Кстати, позволь дать тебе совет, мой маленький четырехлетний Рикки-Тики-Тави: заботься о своем теле! Это твой инструмент. Заставь его вибрировать, дарить тебе самые яркие ощущения. Совершенствуй его, чтобы сделать прекрасным, цветущим, стройным, чтобы оно могло проникать повсюду, выдерживать прикосновение любых других тел, купаться в любых водах. Преврати его в своего надежного союзника. Добейся, чтобы оно излучало сияние. Требуй от него невозможного.

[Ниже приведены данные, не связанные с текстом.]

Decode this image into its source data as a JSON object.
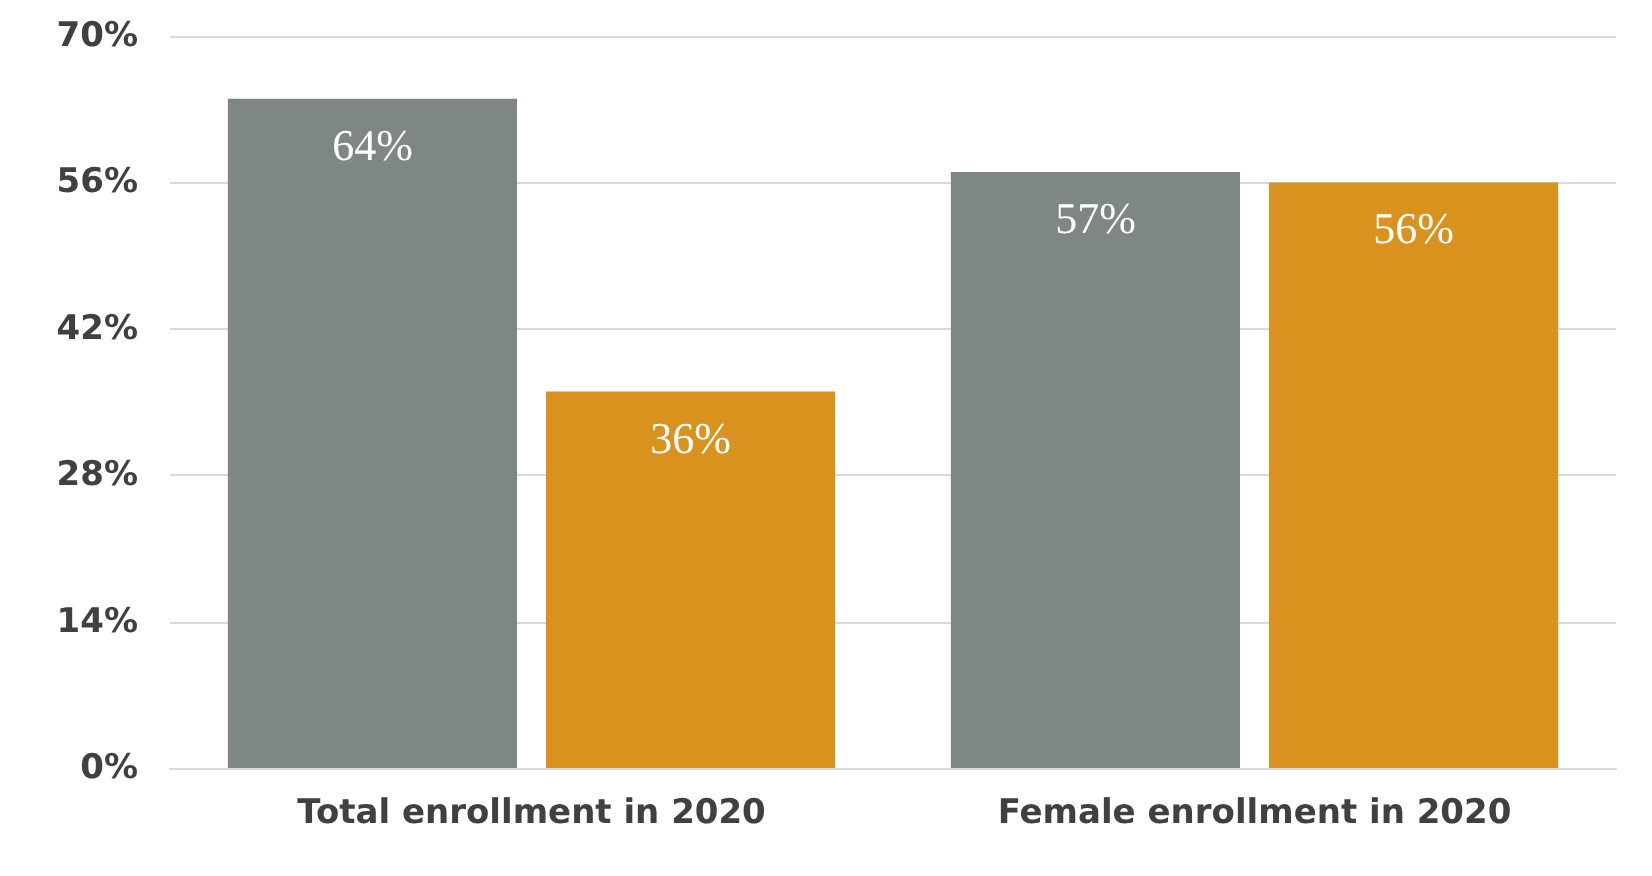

Я чувствовал себя крестоносцем на службе у культуры, хранителем памяти о моем былом мире, только глядящим в будущее.
Штаб-квартирой мне служил кабинет, забитый штабелями книг – подобиями башен, которых больше не строят (веление рецессии) в Дубае. Широкий эркер выходил на длинный жилой дом, стараниями одного фотографа превращенный некогда в произведение искусства. В его многочисленных окнах я наблюдал с наступлением темноты, как живут люди. Я пекся и о них тоже. Я хотел, чтобы на страницах газеты они находили для себя самое лучшее, находили образы, которые вновь пробудят их мозги, иссушенные техническим прогрессом, вернут им человечность. Картины, фильмы, книги, спектакли… Я умел видеть зарождение красоты, которой только предстояло расцвести, чтобы преобразить мир своим сиянием.
У меня под рукой были неоценимые сокровища – книги, чье великолепие, стоило их открыть, ослепляло. Да что там, я испытывал счастье при виде одних только названий: «Бесполезная красота», «Бесы», «Механика женщины», «Шум и ярость», «Химеры», «Моралии», «Алкоголи», «Герой нашего времени», «Книга песка», «Мораважин», «Письмо о слепцах в назидание зрячим», «Желтая любовь», «Тридцатилетняя женщина», «Супружеская любовь»… О эТамагия названий!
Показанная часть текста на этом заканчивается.